Speaking of the devil, there were plenty of new films of course, and it was impossible to fail to notice that most of the good ones were in the strand labelled “Independence Days”, programmed by Lefteris Adamidis. The highlights: Bruno Dumont’s new film Hadewijch, a typically solid rendering of a young girl’s existential intensity by this most stirring director of “the primal”; Beeswax (dir. Andrew Bujalski) and Alexander the Last (dir. Joe Swanberg), two new entries in the so-called “mumblecore” American indie genre, and they are indeed impressive works, pushing naturalism into a distinctive terrain; Morfiy (Morphia, dir. Alexey Balabanov) has a somewhat unattractive gothic patina, but enough shocks along the way to keep one interested; and Madeo (Mother, dir. Bong Joon-ho) has a mainstream, commercial sensibility, but is still enjoyable thanks to a great performance by Kim Hye-ja as the driven mother.

 

Also under the umbrella of Independence Days, was a strand “Philippines Rising”, comprising 15 or so titles from the past few years, from a variety of directors, films that have been sweeping the world’s major film festivals in a genuine “New Wave” of cinema, albeit in digital form. I must admit I’m a newcomer to this cinema, so I was curious to check some titles out. I saw: Imburnal (Sewer, dir. Sherad Anthony Sanchez, 2008), a beautifully metaphysical 3.5 hour epic that reminded me of Apichatpong Weerasethakul no less; The Muzzled Horse of an Engineer in Search of Mechanical Saddles (dir. Khavn de la Cruz, 2008), with live music by The Brockas, a film at once exciting, perverse, silly, mundane; Walang alaala ang mga paru-paro (Butterflies Have No Memories, dir.
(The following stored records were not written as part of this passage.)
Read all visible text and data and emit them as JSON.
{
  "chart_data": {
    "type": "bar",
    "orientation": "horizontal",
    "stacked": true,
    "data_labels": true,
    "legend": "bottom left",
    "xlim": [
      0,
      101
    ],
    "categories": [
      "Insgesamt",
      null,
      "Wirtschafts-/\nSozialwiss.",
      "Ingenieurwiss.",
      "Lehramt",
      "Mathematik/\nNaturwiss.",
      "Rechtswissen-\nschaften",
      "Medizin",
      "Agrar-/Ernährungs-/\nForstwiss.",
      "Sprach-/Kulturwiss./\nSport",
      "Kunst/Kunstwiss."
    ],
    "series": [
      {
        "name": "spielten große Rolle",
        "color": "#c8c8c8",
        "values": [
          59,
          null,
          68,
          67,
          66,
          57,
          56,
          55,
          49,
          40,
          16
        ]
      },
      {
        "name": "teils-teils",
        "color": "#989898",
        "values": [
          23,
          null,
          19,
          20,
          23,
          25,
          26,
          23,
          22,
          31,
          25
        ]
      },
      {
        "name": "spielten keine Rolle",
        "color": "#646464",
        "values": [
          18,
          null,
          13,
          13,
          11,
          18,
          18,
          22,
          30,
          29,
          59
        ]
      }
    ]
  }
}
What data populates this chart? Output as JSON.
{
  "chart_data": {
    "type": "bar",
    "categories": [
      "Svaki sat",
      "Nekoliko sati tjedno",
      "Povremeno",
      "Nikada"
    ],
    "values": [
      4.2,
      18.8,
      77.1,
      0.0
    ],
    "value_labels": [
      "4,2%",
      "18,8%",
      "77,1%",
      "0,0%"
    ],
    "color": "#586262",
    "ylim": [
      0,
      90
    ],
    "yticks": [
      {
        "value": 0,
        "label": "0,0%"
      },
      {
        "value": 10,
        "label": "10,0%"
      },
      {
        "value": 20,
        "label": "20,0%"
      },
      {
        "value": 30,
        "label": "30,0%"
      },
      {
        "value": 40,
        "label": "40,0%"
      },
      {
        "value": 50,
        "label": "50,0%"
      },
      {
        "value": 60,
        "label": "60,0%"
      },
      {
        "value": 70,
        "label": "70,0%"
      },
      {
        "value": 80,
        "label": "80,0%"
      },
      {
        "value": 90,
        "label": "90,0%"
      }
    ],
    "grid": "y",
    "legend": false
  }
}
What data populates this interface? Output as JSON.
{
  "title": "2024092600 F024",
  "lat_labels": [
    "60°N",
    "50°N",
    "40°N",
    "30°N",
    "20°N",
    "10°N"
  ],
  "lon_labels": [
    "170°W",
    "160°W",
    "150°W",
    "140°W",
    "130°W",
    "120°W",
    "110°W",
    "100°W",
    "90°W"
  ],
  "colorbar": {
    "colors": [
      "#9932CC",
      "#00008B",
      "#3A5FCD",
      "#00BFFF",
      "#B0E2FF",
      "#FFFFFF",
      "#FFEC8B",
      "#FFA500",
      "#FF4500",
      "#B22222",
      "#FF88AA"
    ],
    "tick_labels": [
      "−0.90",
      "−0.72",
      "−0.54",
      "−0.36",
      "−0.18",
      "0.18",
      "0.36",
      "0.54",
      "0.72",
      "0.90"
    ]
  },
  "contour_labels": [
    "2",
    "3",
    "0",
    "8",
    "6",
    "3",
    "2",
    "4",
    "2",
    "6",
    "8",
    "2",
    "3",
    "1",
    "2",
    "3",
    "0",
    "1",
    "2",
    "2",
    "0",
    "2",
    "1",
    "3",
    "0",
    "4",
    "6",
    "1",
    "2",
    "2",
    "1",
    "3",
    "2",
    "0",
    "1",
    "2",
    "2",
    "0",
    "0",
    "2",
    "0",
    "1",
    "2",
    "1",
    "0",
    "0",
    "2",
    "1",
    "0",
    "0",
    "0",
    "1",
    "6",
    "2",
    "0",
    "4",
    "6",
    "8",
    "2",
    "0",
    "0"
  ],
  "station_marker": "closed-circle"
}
Lav Diaz, 2009), a calm, assured, realistic study of a group of people facing tough times; and Tirador (Slingshot, Brillante Mendoza, 2007), a more frenetic, frayed type of realism, and somehow ineffective because of that.

 

This year’s TIFF posed (through its logo/presentation) the question “Why cinema now?”  For me, that question was answered with the special screening “From 1 to 50: The 50th TIFF meets the 1st week of Greek cinema”, where Greek director Nikos Koundouros presented a reprise screening of his film The River (1960), one of four feature films programmed at the very first “TIFF”, in September 1960.  Koundouros, now 83, was re-united with a number of his crew members from The River, including the noted director Costas Ferris, and they all re-lived the time with some revealing anecdotes.  The session also honoured a number of people who inspired and organised the festival in its first few years.

 

Why cinema now?  Because it is our chosen medium, not for art, but for the transmission of “life”, our lives, experiences, feelings, thoughts.  One day, when we too are 83, we will look back and wonder at the marvel of our endeavours.  In 1960 there was The River, in 2009 Dogtooth, and fifty more years from now: more great cinema, perhaps in a technical form unimaginable to us today, but nevertheless a form of “cinema”.

 

And I also have no doubt that film festivals will continue to be staged, as we now know them.  The challenge for these two major Greek film festivals is clear: TIFF needs to continue being an important festival for Balkan cinema and experimental cinema, at the same time avoiding Hollywood glitz, whilst AIFF needs to ween itself off commercial releases and carve a particular niche for itself in the world of film festivals.  The future looks rosy for both.




© Bill Mousoulis 2009.
This report first appeared in Senses of Cinema, No.53, December 2009.